Optional configuration parameters

In this section are described other available configuration parameters to configure:

  • Cache expiration time:

    <map name="CacheProviderMap">
    ...
    
            <time-to-live-seconds>0</time-to-live-seconds>
            <max-idle-seconds>0</max-idle-seconds>
    
    </map>
    

    Where time-to-live-seconds indicates how many seconds an entry can stay in cache and max-idle-seconds indicates how many seconds an entry may be not accessed before being evicted.

  • Near Cache.

    <map name="CacheProviderMap">
    ...
    <near-cache>
      <!--
            Same configuration parameters of the Hazelcast Map. Note that size indicates the maximum number of
            entries in the near cache.
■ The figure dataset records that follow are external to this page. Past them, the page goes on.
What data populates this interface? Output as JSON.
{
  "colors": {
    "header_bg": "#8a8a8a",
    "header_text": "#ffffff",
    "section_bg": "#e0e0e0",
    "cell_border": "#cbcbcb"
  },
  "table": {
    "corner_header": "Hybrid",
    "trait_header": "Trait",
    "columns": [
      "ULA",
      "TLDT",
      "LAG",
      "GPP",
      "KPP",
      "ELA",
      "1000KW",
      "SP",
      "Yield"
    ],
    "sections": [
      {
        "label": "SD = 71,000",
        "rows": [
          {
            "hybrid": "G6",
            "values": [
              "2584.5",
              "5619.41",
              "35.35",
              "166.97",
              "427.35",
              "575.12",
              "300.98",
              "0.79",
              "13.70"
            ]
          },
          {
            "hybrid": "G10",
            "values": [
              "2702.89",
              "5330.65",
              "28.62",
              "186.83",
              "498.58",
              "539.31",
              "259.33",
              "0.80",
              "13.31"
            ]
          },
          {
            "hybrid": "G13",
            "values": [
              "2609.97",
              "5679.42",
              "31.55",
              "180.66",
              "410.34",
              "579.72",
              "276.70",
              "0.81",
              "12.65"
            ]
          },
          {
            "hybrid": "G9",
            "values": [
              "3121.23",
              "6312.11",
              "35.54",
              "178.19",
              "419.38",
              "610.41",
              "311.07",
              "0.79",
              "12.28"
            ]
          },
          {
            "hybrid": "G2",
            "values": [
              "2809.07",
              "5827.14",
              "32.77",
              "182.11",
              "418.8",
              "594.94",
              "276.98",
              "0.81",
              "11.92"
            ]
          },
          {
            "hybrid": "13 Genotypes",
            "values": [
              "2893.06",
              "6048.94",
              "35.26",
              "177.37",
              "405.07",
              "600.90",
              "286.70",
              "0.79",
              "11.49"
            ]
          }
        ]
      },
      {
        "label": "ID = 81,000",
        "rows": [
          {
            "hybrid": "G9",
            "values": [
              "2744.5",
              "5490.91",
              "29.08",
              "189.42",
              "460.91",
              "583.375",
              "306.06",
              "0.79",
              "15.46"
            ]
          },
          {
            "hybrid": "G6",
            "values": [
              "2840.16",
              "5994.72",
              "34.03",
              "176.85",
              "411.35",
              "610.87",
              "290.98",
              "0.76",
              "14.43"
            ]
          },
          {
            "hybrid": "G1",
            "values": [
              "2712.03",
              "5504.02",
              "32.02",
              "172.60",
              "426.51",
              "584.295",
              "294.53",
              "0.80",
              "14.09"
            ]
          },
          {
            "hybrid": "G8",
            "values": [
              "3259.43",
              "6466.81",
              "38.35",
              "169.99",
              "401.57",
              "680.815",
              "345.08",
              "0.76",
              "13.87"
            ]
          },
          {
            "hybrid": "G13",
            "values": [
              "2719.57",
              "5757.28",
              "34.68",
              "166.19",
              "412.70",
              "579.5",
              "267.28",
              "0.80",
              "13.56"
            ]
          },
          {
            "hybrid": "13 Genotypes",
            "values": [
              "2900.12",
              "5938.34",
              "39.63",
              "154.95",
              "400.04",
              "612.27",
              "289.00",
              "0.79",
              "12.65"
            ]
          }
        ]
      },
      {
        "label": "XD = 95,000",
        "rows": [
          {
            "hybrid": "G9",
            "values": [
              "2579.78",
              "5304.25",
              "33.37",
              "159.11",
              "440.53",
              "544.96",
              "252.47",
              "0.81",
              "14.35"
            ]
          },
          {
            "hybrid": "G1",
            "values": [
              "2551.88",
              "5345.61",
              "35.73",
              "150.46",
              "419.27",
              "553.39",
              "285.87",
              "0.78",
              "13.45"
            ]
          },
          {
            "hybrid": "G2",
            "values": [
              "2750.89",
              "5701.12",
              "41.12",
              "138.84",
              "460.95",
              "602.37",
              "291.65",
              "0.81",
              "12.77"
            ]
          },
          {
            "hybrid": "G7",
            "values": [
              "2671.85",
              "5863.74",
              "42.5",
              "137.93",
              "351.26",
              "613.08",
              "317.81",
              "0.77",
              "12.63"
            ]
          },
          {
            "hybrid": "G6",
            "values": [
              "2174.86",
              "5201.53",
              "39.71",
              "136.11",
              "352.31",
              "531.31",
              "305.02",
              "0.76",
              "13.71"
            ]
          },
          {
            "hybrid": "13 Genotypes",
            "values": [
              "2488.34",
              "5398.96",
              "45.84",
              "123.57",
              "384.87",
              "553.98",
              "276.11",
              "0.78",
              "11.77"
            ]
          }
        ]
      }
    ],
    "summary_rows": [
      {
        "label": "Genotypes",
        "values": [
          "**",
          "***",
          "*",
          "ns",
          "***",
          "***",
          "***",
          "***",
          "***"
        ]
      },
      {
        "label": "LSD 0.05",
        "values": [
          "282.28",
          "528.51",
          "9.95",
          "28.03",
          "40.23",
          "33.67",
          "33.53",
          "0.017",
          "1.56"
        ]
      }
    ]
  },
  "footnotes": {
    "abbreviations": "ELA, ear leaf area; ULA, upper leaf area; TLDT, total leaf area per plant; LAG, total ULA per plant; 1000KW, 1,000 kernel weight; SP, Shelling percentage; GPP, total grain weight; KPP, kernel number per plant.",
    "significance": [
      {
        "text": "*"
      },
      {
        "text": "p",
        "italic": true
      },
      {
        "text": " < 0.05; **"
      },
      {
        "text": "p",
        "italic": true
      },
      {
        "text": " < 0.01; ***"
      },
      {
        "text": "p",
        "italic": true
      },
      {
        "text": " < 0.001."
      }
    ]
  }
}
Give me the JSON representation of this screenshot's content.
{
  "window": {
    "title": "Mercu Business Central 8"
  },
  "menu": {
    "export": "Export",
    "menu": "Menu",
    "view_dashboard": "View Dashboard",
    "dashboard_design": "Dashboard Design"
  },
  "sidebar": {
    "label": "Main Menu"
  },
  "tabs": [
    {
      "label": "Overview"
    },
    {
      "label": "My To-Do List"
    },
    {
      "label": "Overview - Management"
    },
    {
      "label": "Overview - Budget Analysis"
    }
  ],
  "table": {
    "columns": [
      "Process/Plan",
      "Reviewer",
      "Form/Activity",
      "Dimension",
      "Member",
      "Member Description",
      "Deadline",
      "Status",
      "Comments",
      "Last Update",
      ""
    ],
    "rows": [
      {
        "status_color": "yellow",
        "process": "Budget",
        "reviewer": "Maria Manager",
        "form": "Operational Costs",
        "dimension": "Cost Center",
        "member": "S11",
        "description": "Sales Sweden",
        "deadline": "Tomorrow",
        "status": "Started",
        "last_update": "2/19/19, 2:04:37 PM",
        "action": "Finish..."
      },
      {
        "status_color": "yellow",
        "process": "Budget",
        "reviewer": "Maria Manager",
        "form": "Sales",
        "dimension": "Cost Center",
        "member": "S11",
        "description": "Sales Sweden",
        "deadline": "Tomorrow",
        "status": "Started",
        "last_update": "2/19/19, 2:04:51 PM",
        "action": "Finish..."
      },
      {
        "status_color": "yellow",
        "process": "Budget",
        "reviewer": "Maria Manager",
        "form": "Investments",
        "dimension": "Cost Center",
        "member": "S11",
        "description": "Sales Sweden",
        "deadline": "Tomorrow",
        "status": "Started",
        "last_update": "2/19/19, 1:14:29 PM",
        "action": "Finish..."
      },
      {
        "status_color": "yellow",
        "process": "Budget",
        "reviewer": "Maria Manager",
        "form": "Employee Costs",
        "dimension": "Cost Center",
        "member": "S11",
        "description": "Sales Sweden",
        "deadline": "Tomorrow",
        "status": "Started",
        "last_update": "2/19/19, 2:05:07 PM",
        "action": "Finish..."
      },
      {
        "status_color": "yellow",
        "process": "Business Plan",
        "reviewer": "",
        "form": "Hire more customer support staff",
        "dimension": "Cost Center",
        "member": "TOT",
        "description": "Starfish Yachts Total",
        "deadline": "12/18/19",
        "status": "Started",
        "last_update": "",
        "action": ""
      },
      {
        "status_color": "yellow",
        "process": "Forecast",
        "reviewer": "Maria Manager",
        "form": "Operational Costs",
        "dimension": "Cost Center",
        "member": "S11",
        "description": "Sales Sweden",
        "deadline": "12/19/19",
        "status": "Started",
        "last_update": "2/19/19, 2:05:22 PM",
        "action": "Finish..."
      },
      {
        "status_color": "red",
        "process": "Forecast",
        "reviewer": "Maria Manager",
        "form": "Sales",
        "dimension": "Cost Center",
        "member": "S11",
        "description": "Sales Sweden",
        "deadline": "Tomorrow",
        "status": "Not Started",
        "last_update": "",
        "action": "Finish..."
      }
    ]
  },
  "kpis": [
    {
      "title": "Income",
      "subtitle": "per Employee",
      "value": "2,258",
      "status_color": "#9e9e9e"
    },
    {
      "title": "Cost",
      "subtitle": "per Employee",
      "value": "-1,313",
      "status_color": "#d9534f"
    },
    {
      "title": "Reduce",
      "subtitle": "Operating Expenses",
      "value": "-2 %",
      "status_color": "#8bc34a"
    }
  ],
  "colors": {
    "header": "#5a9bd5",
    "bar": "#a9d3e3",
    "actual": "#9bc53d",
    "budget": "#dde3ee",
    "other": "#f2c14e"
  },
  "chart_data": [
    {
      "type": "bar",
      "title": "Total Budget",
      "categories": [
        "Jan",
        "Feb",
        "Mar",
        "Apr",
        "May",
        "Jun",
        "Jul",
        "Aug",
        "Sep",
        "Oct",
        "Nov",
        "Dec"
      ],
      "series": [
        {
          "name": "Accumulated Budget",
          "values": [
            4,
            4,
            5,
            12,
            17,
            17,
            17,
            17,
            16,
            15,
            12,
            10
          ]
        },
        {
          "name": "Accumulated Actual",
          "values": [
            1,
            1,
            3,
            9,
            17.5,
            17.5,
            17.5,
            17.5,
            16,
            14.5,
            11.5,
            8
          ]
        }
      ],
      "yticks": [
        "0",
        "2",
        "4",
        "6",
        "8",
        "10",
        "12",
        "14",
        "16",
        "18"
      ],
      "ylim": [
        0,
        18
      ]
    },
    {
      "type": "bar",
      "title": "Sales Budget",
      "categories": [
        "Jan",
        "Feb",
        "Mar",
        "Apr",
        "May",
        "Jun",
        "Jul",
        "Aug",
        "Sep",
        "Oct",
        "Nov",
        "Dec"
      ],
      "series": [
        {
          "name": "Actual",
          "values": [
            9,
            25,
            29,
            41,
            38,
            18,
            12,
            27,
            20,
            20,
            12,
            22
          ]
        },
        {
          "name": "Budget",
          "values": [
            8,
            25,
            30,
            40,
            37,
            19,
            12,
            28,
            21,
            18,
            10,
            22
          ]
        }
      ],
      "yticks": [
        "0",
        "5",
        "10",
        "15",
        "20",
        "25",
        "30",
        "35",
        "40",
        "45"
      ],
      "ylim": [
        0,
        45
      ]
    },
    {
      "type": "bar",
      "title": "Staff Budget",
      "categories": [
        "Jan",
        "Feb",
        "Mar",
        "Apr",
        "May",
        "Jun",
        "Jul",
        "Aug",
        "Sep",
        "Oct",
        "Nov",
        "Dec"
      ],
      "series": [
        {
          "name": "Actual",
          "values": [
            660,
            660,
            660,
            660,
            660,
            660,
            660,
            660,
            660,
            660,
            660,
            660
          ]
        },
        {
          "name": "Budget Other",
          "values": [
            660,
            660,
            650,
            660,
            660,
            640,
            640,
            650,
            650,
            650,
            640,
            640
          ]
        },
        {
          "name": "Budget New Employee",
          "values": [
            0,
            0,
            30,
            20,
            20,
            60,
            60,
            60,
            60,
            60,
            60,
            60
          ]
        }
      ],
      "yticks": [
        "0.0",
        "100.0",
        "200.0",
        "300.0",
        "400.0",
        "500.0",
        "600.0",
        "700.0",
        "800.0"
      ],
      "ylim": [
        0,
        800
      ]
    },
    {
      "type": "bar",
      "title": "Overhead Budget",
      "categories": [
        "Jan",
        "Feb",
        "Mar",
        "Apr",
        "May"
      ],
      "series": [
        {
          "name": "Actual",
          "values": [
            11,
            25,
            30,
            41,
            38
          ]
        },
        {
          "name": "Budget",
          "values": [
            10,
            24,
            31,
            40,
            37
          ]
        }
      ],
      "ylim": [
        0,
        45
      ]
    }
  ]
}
A value of Integer.MAX_VALUE indicates no limit on the maximum
            size.
      -->
      <max-size>5000</max-size>
      <time-to-live-seconds>0</time-to-live-seconds>
      <max-idle-seconds>60</max-idle-seconds>
      <eviction-policy>LRU</eviction-policy>
    
      <!--
            Indicates if a cached entry can be evicted if the same value is modified in the Hazelcast Map. Default is true.
      -->
      <invalidate-on-change>true</invalidate-on-change>
    
      <!--
            Indicates if local entries must be cached. Default is false.
      -->
      <cache-local-entries>false</cache-local-entries>
    </near-cache>
    
    </map>
    

    Near Cache is a local cache for each cluster instance which is used for caching entries in the other cluster instances. This behaviour avoids to request those entries each time by executing a remote call. This feature could be helpful in order to improve Hazelcast Cache performances.

    Note

    A value of max-size bigger or equal to Integer.MAX_VALUE cannot be used in order to avoid an uncontrollable growth of the cache size.